THE EQUATION OF TIME

Claudius Ptolemy, a Greek astronomer working in Alexandria around 150 CE, was an intellectual of the foremost ability. He wrote the greatest work of classical astronomy - the so-called Almagest.

This was the leading astronomical text until Copernicus some 1400 years later.

…mortal as I am, I know that I am born for a day. But when I follow the serried multitude of the Stars

in their circular course, my feet no longer touch the Earth… Ptolemy, Almagest

in their circular course, my feet no longer touch the Earth… Ptolemy, Almagest

He also wrote the defining work of Geography and another on Astrology.

Ptolemy - along with Euclid (Geometry), Galen (Medicine), Aristotle (Natural Philosophy & Cosmology) - defined what we now call science until the Enlightenment in the late 16th C and early 17th Century

In his book the Almagest, without any means to directly measure the length of the day, he worked out that solar days were not of equal length. This was a feat of extraordinary intellectual vigour.

On the Inequality of Solar Days

…. it seems appropriate to add a brief discussion of the subject of the inequality of the solar day.

A grasp of this topic is a necessary prerequisite, since the mean motions which we tabulate for each body are all arranged on the simple system of equal increments, as if all solar days were of equal length. However, it can be seen that this is not so……..for two reasons:

firstly, because of the sun’s apparent anomaly:

secondly, because equal sections of the ecliptic do not cross ….. the meridian in equal times.

Neither of these effects causes a perceptible difference between the mean and the anomalistic return for a single solar day, but the accumulated difference over a number of solar days is quite noticeable……

Neglect (of these effects) would perhaps produce no perceptible error in the computation of phenomena associated with the Sun or Planets: but, in the case of the Moon, since its speed is so great, the resulting error could no longer be overlooked…

Both of these (effects) produce a maximum additive or subtractive effect, which is composed of…..

…. about 3 2/3° due to the effect of the Solar Anomaly...

…. about 4 2/3° due to the variation in the time of Meridian crossing…

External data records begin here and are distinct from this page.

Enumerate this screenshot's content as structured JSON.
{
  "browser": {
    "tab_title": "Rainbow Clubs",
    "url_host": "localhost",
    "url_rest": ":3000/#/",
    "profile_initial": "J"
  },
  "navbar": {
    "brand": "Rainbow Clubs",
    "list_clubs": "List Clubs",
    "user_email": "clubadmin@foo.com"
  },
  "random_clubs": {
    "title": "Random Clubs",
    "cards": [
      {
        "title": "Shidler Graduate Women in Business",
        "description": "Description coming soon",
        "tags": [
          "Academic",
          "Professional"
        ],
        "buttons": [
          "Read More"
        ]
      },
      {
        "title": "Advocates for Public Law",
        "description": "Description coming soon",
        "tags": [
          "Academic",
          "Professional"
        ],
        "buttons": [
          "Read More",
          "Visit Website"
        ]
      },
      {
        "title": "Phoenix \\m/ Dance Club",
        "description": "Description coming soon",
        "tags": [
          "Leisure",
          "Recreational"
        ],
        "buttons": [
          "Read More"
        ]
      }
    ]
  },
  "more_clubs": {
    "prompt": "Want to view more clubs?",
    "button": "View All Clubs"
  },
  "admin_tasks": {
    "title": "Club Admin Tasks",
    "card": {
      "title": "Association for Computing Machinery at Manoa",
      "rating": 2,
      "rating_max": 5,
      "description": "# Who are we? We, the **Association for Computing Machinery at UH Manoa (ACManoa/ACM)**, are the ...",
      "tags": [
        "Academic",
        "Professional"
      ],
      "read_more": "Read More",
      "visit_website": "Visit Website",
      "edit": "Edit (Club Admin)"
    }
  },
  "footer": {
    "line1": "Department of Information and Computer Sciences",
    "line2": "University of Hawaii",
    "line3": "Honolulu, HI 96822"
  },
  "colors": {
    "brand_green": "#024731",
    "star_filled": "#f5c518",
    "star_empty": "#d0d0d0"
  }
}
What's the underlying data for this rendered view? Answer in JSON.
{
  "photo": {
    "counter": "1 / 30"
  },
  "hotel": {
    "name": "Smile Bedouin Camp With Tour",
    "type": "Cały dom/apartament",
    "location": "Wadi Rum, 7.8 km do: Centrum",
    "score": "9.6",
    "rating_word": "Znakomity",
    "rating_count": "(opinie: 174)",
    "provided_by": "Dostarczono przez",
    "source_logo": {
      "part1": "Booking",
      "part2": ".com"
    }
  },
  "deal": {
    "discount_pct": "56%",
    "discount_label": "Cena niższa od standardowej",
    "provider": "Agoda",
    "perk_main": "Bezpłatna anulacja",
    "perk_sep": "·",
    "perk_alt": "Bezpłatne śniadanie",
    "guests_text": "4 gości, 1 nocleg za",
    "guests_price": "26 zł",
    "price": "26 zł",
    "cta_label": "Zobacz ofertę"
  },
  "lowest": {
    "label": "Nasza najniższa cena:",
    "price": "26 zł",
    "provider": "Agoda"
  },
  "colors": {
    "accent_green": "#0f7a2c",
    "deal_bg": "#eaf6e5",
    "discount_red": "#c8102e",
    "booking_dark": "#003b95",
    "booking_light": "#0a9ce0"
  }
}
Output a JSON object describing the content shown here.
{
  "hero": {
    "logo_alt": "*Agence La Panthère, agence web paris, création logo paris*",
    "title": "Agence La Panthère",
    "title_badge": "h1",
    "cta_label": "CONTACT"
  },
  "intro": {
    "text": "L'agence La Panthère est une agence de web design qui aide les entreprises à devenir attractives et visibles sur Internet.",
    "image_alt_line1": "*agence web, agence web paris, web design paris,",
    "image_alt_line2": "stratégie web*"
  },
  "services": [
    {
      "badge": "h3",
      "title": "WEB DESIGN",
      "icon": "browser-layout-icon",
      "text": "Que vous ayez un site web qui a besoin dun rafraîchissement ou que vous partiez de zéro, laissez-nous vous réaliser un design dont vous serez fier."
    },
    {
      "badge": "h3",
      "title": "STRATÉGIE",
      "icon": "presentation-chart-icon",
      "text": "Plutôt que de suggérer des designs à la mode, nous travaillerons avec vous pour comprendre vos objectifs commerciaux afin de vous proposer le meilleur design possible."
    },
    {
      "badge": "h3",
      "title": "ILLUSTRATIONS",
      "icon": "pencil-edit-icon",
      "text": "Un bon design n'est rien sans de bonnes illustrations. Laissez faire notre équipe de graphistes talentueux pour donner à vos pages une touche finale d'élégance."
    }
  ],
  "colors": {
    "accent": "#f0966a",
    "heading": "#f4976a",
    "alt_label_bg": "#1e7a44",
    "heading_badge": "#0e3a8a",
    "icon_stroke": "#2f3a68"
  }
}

In the quotation, the first reason - the ‘sun’s apparent anomaly’ - refers to the Greek's understanding of the Sun's movement in the Ecliptic, which was based on the epicyclic theory rather than Kepler's elliptical theory. This - in modern terms - describes the Eccentricity Effect. The second reason exactly describes the Obliquity Effect. Computed in modern terms, the maximum effect of the Solar Anomaly is 3.68° and that of the Meridian crossing is 4.91°

“If the call the interval between in true solar days between times t1 & t2 = Δt, and the interval between mean solar days ΔT, then Ptolemy's rule, expressed algebraically, is ΔT = Δt + E where E corresponds, in a certain sense , to the modern 'equation of time' and E = {α(t2) - α(t1)} - {λ(t2) - λ(t1)} where α = Right Ascension of the Sun about the Equator & λ is mean longitude of the Sun about the ecliptic. This rule is in fact an approximation, since one should take the motion in mean longitude, not over the interval (t2-t1) = Δt, but over the interval in mean solar days (which is in practice impossible). Since however the difference between Δt & ΔT never exceeds 33 minutes, during which the Sun moves less than 2’, the error is utterly negligible”. Quoted & adapted from Almagest III 9, translated by G.J. Toomer.

For those wishing to follow the extraordinary storey of the Equation of Time and Ancient Astronomy in general,, see

http://www.staff.science.uu.nl/~gent0113/astro/almagestephemeris.htm to expand your knowledge of Ptolemy calculations and see their complexities.

https://people.sc.fsu.edu/~dduke/models for many excellent animations of what the Greeks (and later astronomers) managed to achieve.

"History & Practice of Ancient Astronomy - by James Evans - Oxford University Press 1998.

"Ptolemy's Almagest" translated by G.J Toomer - Princeton Press 1998.

DIGRESSION

Ptolemy's two astronomical works, the Almagest and the accompanying Handy Tables, were the bread and butter for all astronomers for 1400 years. But they were very difficult to understand.

More importantly, in order to match observation with theory, Ptolemy introduced the so-called Equant Point. This was an imaginary point in the celestial sphere - now recognised to be more or less equivalent to one of the foci of the elliptical path of the earth around the sun. An imaginary point was deeply offensive to the Aristotelian philosophy of the Cosmos. Much of the effort in Islamic and Mediavel astronomy (up to and including Copernicus) was spend trying to work a geometrical system that avoided the necessity of the Equant Point

It was not until 1496, that the printed simplification of the Almagest became available was the work more ready understood.

It was not until Kepler nailed down the elliptical nature of the Earth's orbit, later proved by Newton's Laws of Gravity that Ptolemy's work - though altered somewhat by astronomers trying to get rid of the Equant point - was finally abandoned.